Et à moins de leur poser des questions, vous ne pourrez pas les comprendre ni vous mettre à leur place. D’ailleurs, vous ne saurez même pas ce dont ils ont besoin ni comment les aider si vous ne posez aucune question.

Interrogez-les sur leurs origines, leur travail, leur famille, ce qu’ils aiment ou n’aiment pas, etc. Encouragez-les à parler d’eux-mêmes.

Ce n’est pas trop difficile en général : la plupart des gens en meurent d’envie. Autrement dit, lorsque vous leur manifestez un intérêt personnel et un peu de sollicitude, vous êtes devenu leur ami, et ils se sentent en confiance.

Ne soyez pas étonné si de parfaits étrangers se mettent à vous raconter leurs problèmes et à se confier à vous, comme si vous étiez un ami de longue date en qui ils ont toute confiance.

Le Seigneur et Son Esprit leur montreront que vous vous intéressez sincèrement à eux et, de ce fait, ils s’ouvriront à vous.

  1. Écouter les réponses

Savoir témoigner, c’est savoir écouter.

En fait, ce que les gens désirent le plus, c’est qu’on les écoute et qu’on les comprenne. Cela les aidera à mieux communiquer, à se sentir libres de s’exprimer. Et puis, bien sûr, cela vous permettra de mieux témoigner, parce qu’en comprenant ce qu’ils ressentent, vous pourrez mieux vous mettre à leur place.

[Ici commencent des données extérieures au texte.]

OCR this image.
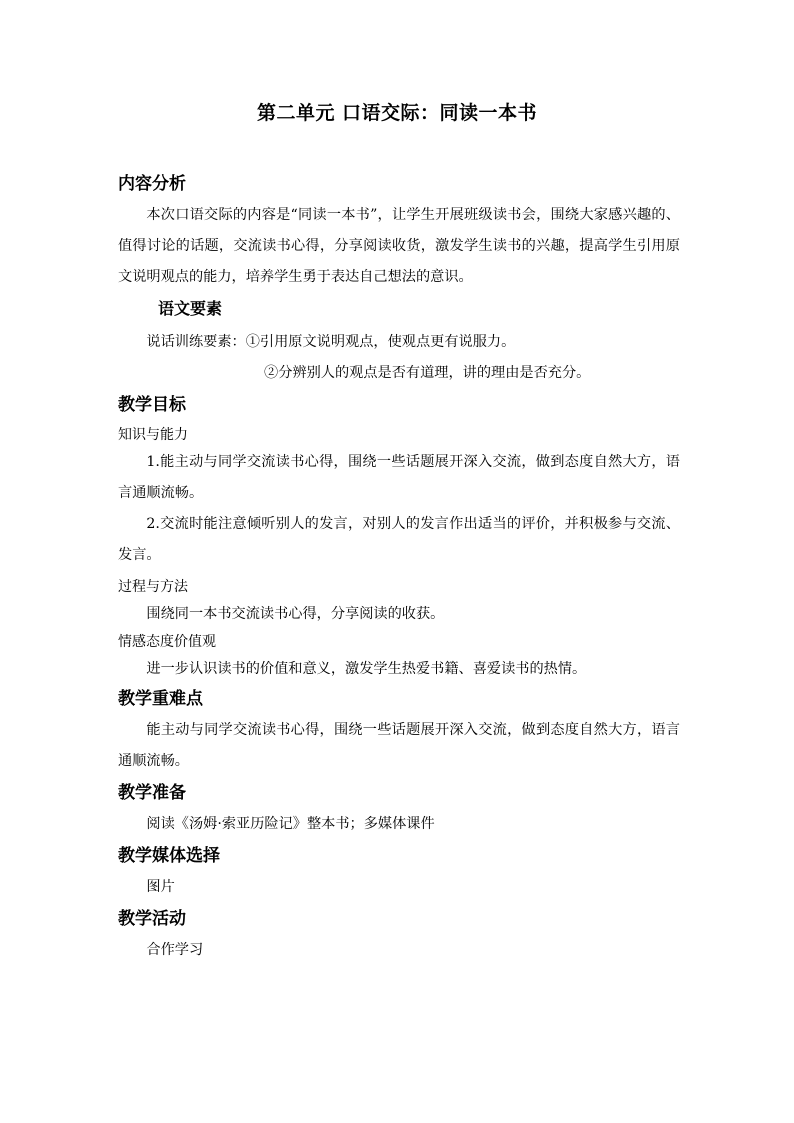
第二单元 口语交际：同读一本书

内容分析

本次口语交际的内容是“同读一本书”，让学生开展班级读书会，围绕大家感兴趣的、值得讨论的话题，交流读书心得，分享阅读收货，激发学生读书的兴趣，提高学生引用原文说明观点的能力，培养学生勇于表达自己想法的意识。

语文要素

说话训练要素：①引用原文说明观点，使观点更有说服力。

②分辨别人的观点是否有道理，讲的理由是否充分。

教学目标

知识与能力

1.能主动与同学交流读书心得，围绕一些话题展开深入交流，做到态度自然大方，语言通顺流畅。

2.交流时能注意倾听别人的发言，对别人的发言作出适当的评价，并积极参与交流、发言。

过程与方法

围绕同一本书交流读书心得，分享阅读的收获。

情感态度价值观

进一步认识读书的价值和意义，激发学生热爱书籍、喜爱读书的热情。

教学重难点

能主动与同学交流读书心得，围绕一些话题展开深入交流，做到态度自然大方，语言通顺流畅。

教学准备

阅读《汤姆·索亚历险记》整本书；多媒体课件

教学媒体选择

图片

教学活动

合作学习
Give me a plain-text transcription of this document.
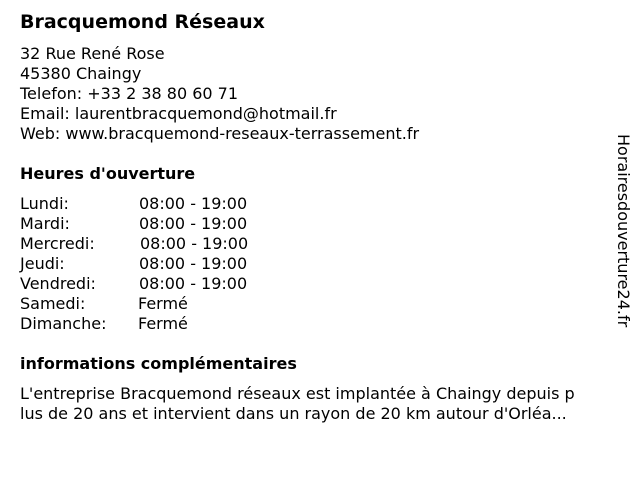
Bracquemond Réseaux
32 Rue René Rose
45380 Chaingy
Telefon: +33 2 38 80 60 71
Email: laurentbracquemond@hotmail.fr
Web: www.bracquemond-reseaux-terrassement.fr
Heures d'ouverture
Lundi:	08:00 - 19:00
Mardi:	08:00 - 19:00
Mercredi:	08:00 - 19:00
Jeudi:	08:00 - 19:00
Vendredi:	08:00 - 19:00
Samedi:	Fermé
Dimanche: Fermé
informations complémentaires
L'entreprise Bracquemond réseaux est implantée à Chaingy depuis p
lus de 20 ans et intervient dans un rayon de 20 km autour d'Orléa...
Horairesdouverture24.fr
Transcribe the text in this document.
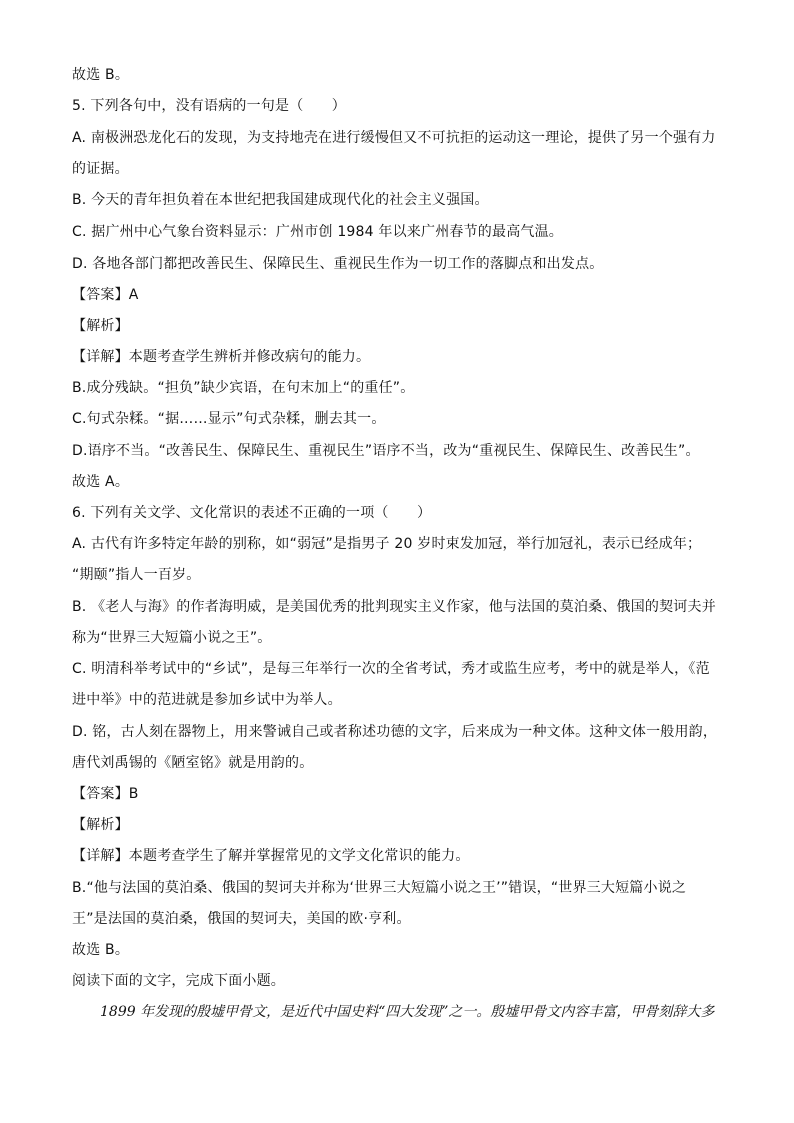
故选 B。
5. 下列各句中，没有语病的一句是（　　）
A. 南极洲恐龙化石的发现，为支持地壳在进行缓慢但又不可抗拒的运动这一理论，提供了另一个强有力
的证据。
B. 今天的青年担负着在本世纪把我国建成现代化的社会主义强国。
C. 据广州中心气象台资料显示：广州市创 1984 年以来广州春节的最高气温。
D. 各地各部门都把改善民生、保障民生、重视民生作为一切工作的落脚点和出发点。
【答案】A
【解析】
【详解】本题考查学生辨析并修改病句的能力。
B.成分残缺。“担负”缺少宾语，在句末加上“的重任”。
C.句式杂糅。“据……显示”句式杂糅，删去其一。
D.语序不当。“改善民生、保障民生、重视民生”语序不当，改为“重视民生、保障民生、改善民生”。
故选 A。
6. 下列有关文学、文化常识的表述不正确的一项（　　）
A. 古代有许多特定年龄的别称，如“弱冠”是指男子 20 岁时束发加冠，举行加冠礼，表示已经成年；
“期颐”指人一百岁。
B. 《老人与海》的作者海明威，是美国优秀的批判现实主义作家，他与法国的莫泊桑、俄国的契诃夫并
称为“世界三大短篇小说之王”。
C. 明清科举考试中的“乡试”，是每三年举行一次的全省考试，秀才或监生应考，考中的就是举人，《范
进中举》中的范进就是参加乡试中为举人。
D. 铭，古人刻在器物上，用来警诫自己或者称述功德的文字，后来成为一种文体。这种文体一般用韵，
唐代刘禹锡的《陋室铭》就是用韵的。
【答案】B
【解析】
【详解】本题考查学生了解并掌握常见的文学文化常识的能力。
B.“他与法国的莫泊桑、俄国的契诃夫并称为‘世界三大短篇小说之王’”错误，“世界三大短篇小说之
王”是法国的莫泊桑，俄国的契诃夫，美国的欧·亨利。
故选 B。
阅读下面的文字，完成下面小题。
1899 年发现的殷墟甲骨文，是近代中国史料“四大发现”之一。殷墟甲骨文内容丰富，甲骨刻辞大多
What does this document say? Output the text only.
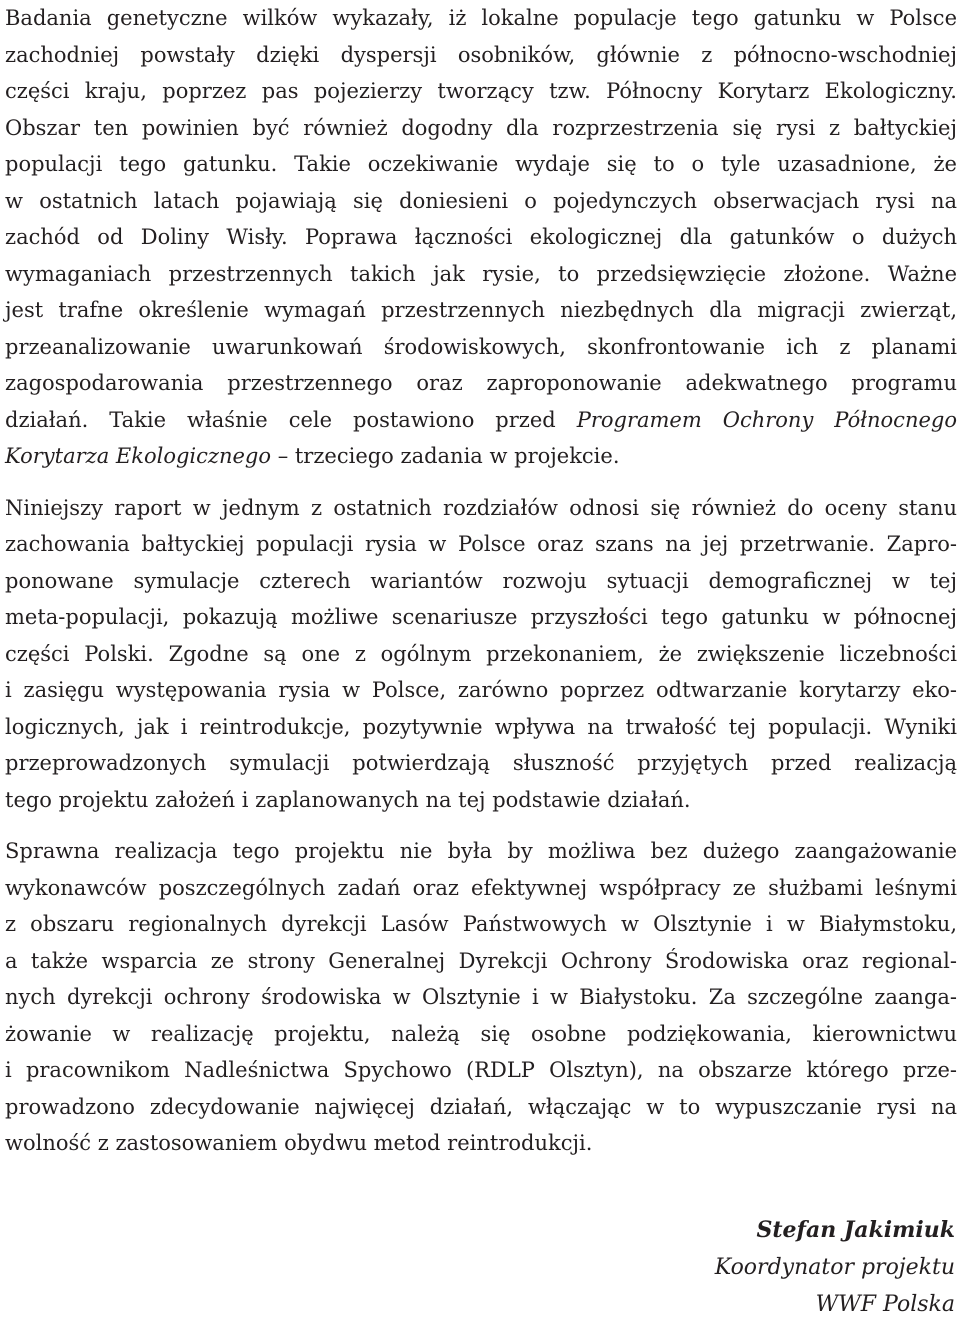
Badania genetyczne wilków wykazały, iż lokalne populacje tego gatunku w Polsce
zachodniej powstały dzięki dyspersji osobników, głównie z północno-wschodniej
części kraju, poprzez pas pojezierzy tworzący tzw. Północny Korytarz Ekologiczny.
Obszar ten powinien być również dogodny dla rozprzestrzenia się rysi z bałtyckiej
populacji tego gatunku. Takie oczekiwanie wydaje się to o tyle uzasadnione, że
w ostatnich latach pojawiają się doniesieni o pojedynczych obserwacjach rysi na
zachód od Doliny Wisły. Poprawa łączności ekologicznej dla gatunków o dużych
wymaganiach przestrzennych takich jak rysie, to przedsięwzięcie złożone. Ważne
jest trafne określenie wymagań przestrzennych niezbędnych dla migracji zwierząt,
przeanalizowanie uwarunkowań środowiskowych, skonfrontowanie ich z planami
zagospodarowania przestrzennego oraz zaproponowanie adekwatnego programu
działań. Takie właśnie cele postawiono przed Programem Ochrony Północnego
Korytarza Ekologicznego – trzeciego zadania w projekcie.

Niniejszy raport w jednym z ostatnich rozdziałów odnosi się również do oceny stanu
zachowania bałtyckiej populacji rysia w Polsce oraz szans na jej przetrwanie. Zapro-
ponowane symulacje czterech wariantów rozwoju sytuacji demograficznej w tej
meta-populacji, pokazują możliwe scenariusze przyszłości tego gatunku w północnej
części Polski. Zgodne są one z ogólnym przekonaniem, że zwiększenie liczebności
i zasięgu występowania rysia w Polsce, zarówno poprzez odtwarzanie korytarzy eko-
logicznych, jak i reintrodukcje, pozytywnie wpływa na trwałość tej populacji. Wyniki
przeprowadzonych symulacji potwierdzają słuszność przyjętych przed realizacją
tego projektu założeń i zaplanowanych na tej podstawie działań.

Sprawna realizacja tego projektu nie była by możliwa bez dużego zaangażowanie
wykonawców poszczególnych zadań oraz efektywnej współpracy ze służbami leśnymi
z obszaru regionalnych dyrekcji Lasów Państwowych w Olsztynie i w Białymstoku,
a także wsparcia ze strony Generalnej Dyrekcji Ochrony Środowiska oraz regional-
nych dyrekcji ochrony środowiska w Olsztynie i w Białystoku. Za szczególne zaanga-
żowanie w realizację projektu, należą się osobne podziękowania, kierownictwu
i pracownikom Nadleśnictwa Spychowo (RDLP Olsztyn), na obszarze którego prze-
prowadzono zdecydowanie najwięcej działań, włączając w to wypuszczanie rysi na
wolność z zastosowaniem obydwu metod reintrodukcji.

Stefan Jakimiuk
Koordynator projektu
WWF Polska
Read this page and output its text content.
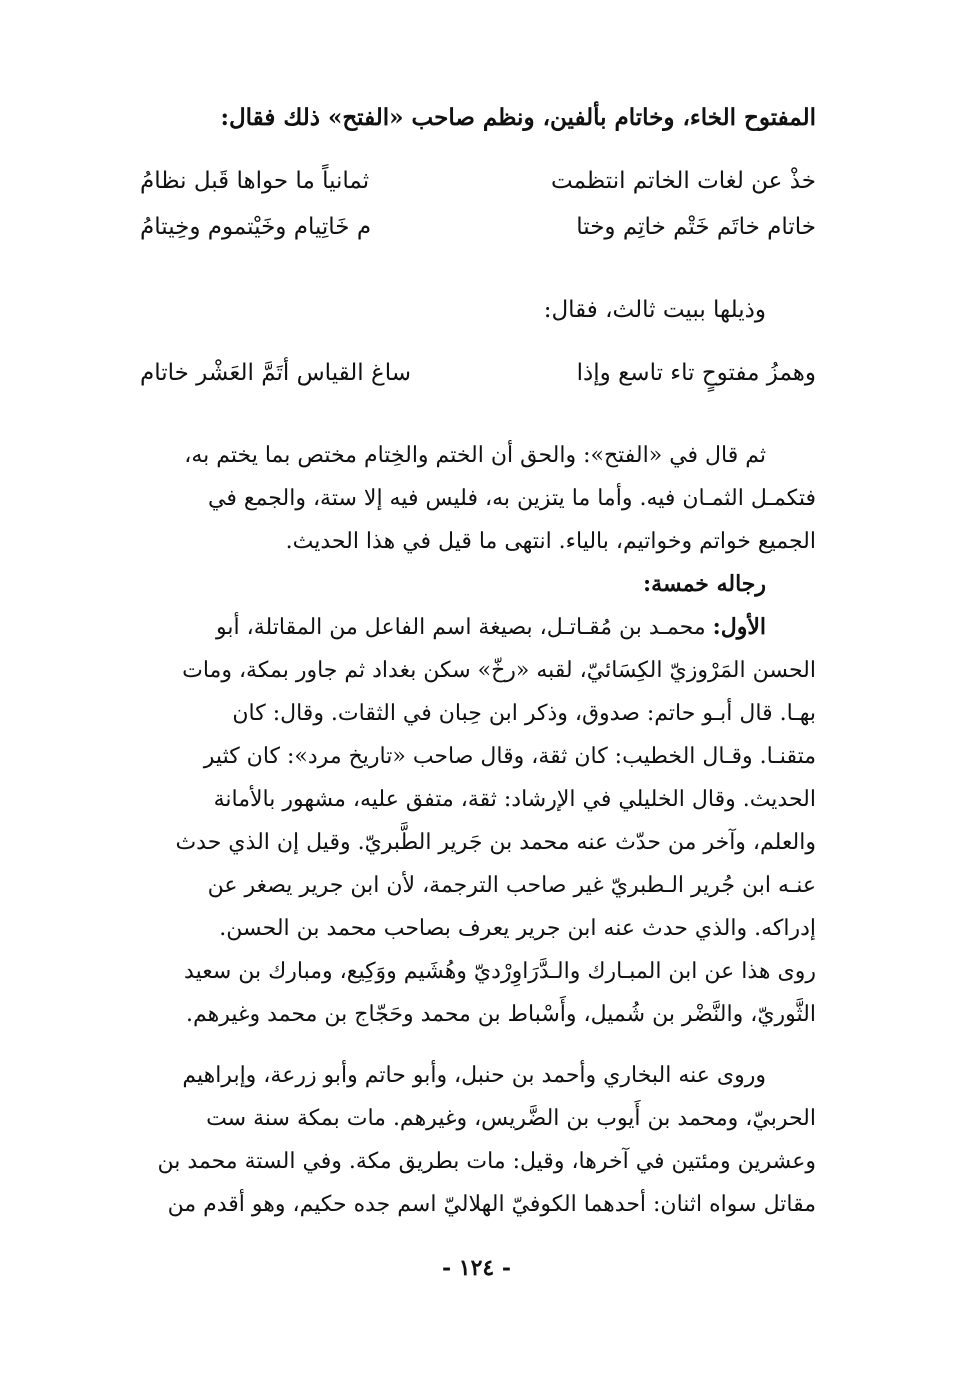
المفتوح الخاء، وخاتام بألفين، ونظم صاحب «الفتح» ذلك فقال:
خذْ عن لغات الخاتم انتظمت
ثمانياً ما حواها قَبل نظامُ
خاتام خاتَم خَتْم خاتِم وختا
م خَاتِيام وخَيْتموم وخِيتامُ
وذيلها ببيت ثالث، فقال:
وهمزُ مفتوحٍ تاء تاسع وإذا
ساغ القياس أتَمَّ العَشْر خاتام
ثم قال في «الفتح»: والحق أن الختم والخِتام مختص بما يختم به،
فتكمـل الثمـان فيه. وأما ما يتزين به، فليس فيه إلا ستة، والجمع في
الجميع خواتم وخواتيم، بالياء. انتهى ما قيل في هذا الحديث.
رجاله خمسة:
الأول: محمـد بن مُقـاتـل، بصيغة اسم الفاعل من المقاتلة، أبو
الحسن المَرْوزيّ الكِسَائيّ، لقبه «رخّ» سكن بغداد ثم جاور بمكة، ومات
بهـا. قال أبـو حاتم: صدوق، وذكر ابن حِبان في الثقات. وقال: كان
متقنـا. وقـال الخطيب: كان ثقة، وقال صاحب «تاريخ مرد»: كان كثير
الحديث. وقال الخليلي في الإرشاد: ثقة، متفق عليه، مشهور بالأمانة
والعلم، وآخر من حدّث عنه محمد بن جَرير الطَّبريّ. وقيل إن الذي حدث
عنـه ابن جُرير الـطبريّ غير صاحب الترجمة، لأن ابن جرير يصغر عن
إدراكه. والذي حدث عنه ابن جرير يعرف بصاحب محمد بن الحسن.
روى هذا عن ابن المبـارك والـدَّرَاوِرْديّ وهُشَيم ووَكِيع، ومبارك بن سعيد
الثَّوريّ، والنَّضْر بن شُميل، وأَسْباط بن محمد وحَجّاج بن محمد وغيرهم.
وروى عنه البخاري وأحمد بن حنبل، وأبو حاتم وأبو زرعة، وإبراهيم
الحربيّ، ومحمد بن أَيوب بن الضَّريس، وغيرهم. مات بمكة سنة ست
وعشرين ومئتين في آخرها، وقيل: مات بطريق مكة. وفي الستة محمد بن
مقاتل سواه اثنان: أحدهما الكوفيّ الهلاليّ اسم جده حكيم، وهو أقدم من
- ١٢٤ -
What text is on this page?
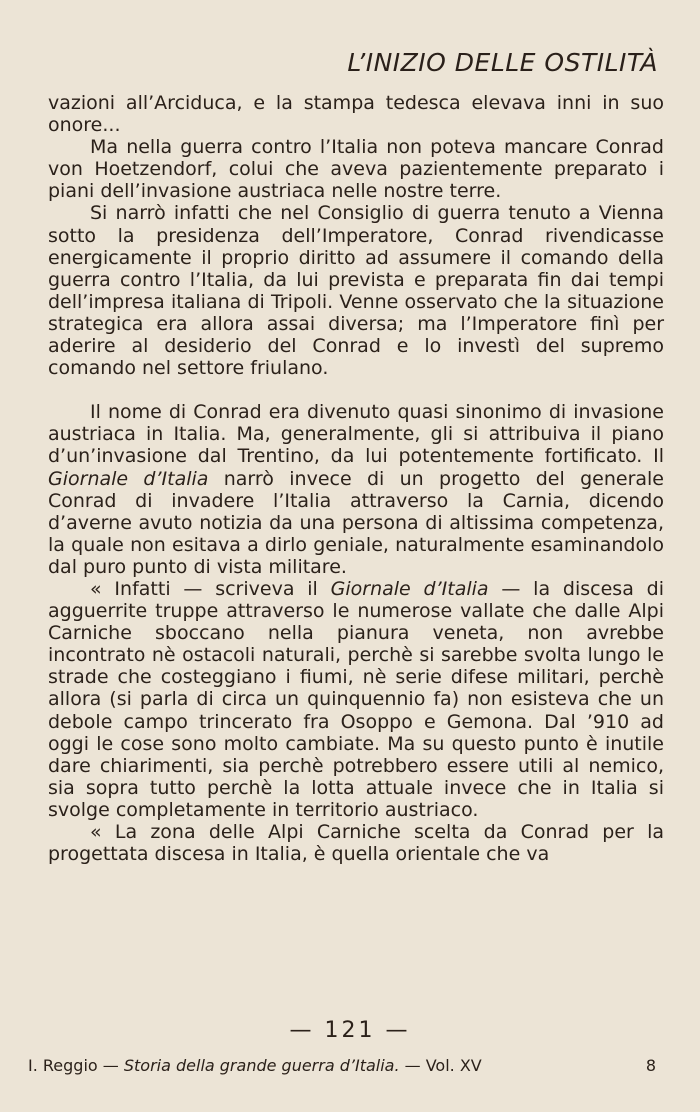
L’INIZIO DELLE OSTILITÀ

vazioni all’Arciduca, e la stampa tedesca elevava inni in suo onore...

Ma nella guerra contro l’Italia non poteva mancare Conrad von Hoetzendorf, colui che aveva pazientemente preparato i piani dell’invasione austriaca nelle nostre terre.

Si narrò infatti che nel Consiglio di guerra tenuto a Vienna sotto la presidenza dell’Imperatore, Conrad rivendicasse energicamente il proprio diritto ad assumere il comando della guerra contro l’Italia, da lui prevista e preparata fin dai tempi dell’impresa italiana di Tripoli. Venne osservato che la situazione strategica era allora assai diversa; ma l’Imperatore finì per aderire al desiderio del Conrad e lo investì del supremo comando nel settore friulano.

Il nome di Conrad era divenuto quasi sinonimo di invasione austriaca in Italia. Ma, generalmente, gli si attribuiva il piano d’un’invasione dal Trentino, da lui potentemente fortificato. Il Giornale d’Italia narrò invece di un progetto del generale Conrad di invadere l’Italia attraverso la Carnia, dicendo d’averne avuto notizia da una persona di altissima competenza, la quale non esitava a dirlo geniale, naturalmente esaminandolo dal puro punto di vista militare.

« Infatti — scriveva il Giornale d’Italia — la discesa di agguerrite truppe attraverso le numerose vallate che dalle Alpi Carniche sboccano nella pianura veneta, non avrebbe incontrato nè ostacoli naturali, perchè si sarebbe svolta lungo le strade che costeggiano i fiumi, nè serie difese militari, perchè allora (si parla di circa un quinquennio fa) non esisteva che un debole campo trincerato fra Osoppo e Gemona. Dal ’910 ad oggi le cose sono molto cambiate. Ma su questo punto è inutile dare chiarimenti, sia perchè potrebbero essere utili al nemico, sia sopra tutto perchè la lotta attuale invece che in Italia si svolge completamente in territorio austriaco.

« La zona delle Alpi Carniche scelta da Conrad per la progettata discesa in Italia, è quella orientale che va

— 121 —
I. Reggio — Storia della grande guerra d’Italia. — Vol. XV	8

Donc, soyez très attentif à leurs réponses.

Lorsque la conversation prend un tour plus profond et que vos questions se font plus sérieuses, faites une prière silencieuse pour demander au Seigneur qu’Il vous aide à comprendre, non seulement leurs paroles, mais aussi ce qu’ils ont au fond du cœur.

Demandez-Lui de vous aider à les voir comme Il les voit, et de vous montrer comment vous y prendre pour qu’ils soient touchés par Son amour.

Vous pouvez les encourager par de petits signes d’approbation de la tête ou, à l’occasion, guider la conversation par quelques paroles appropriées, mais résistez à l’envie de renchérir sur ce qu’ils disent ou d’utiliser leurs propos comme un tremplin qui vous permettra de placer vos remarques.

Faites bien attention à ne pas les interrompre, laissez-les vider leur cœur.

Écouter est l’une des choses les plus importantes qui soit dans le témoignage, et c’est aussi l’une des plus difficiles. N’est-il pas naturel de vouloir apporter des réponses lorsque ces réponses vous sautent aux yeux ?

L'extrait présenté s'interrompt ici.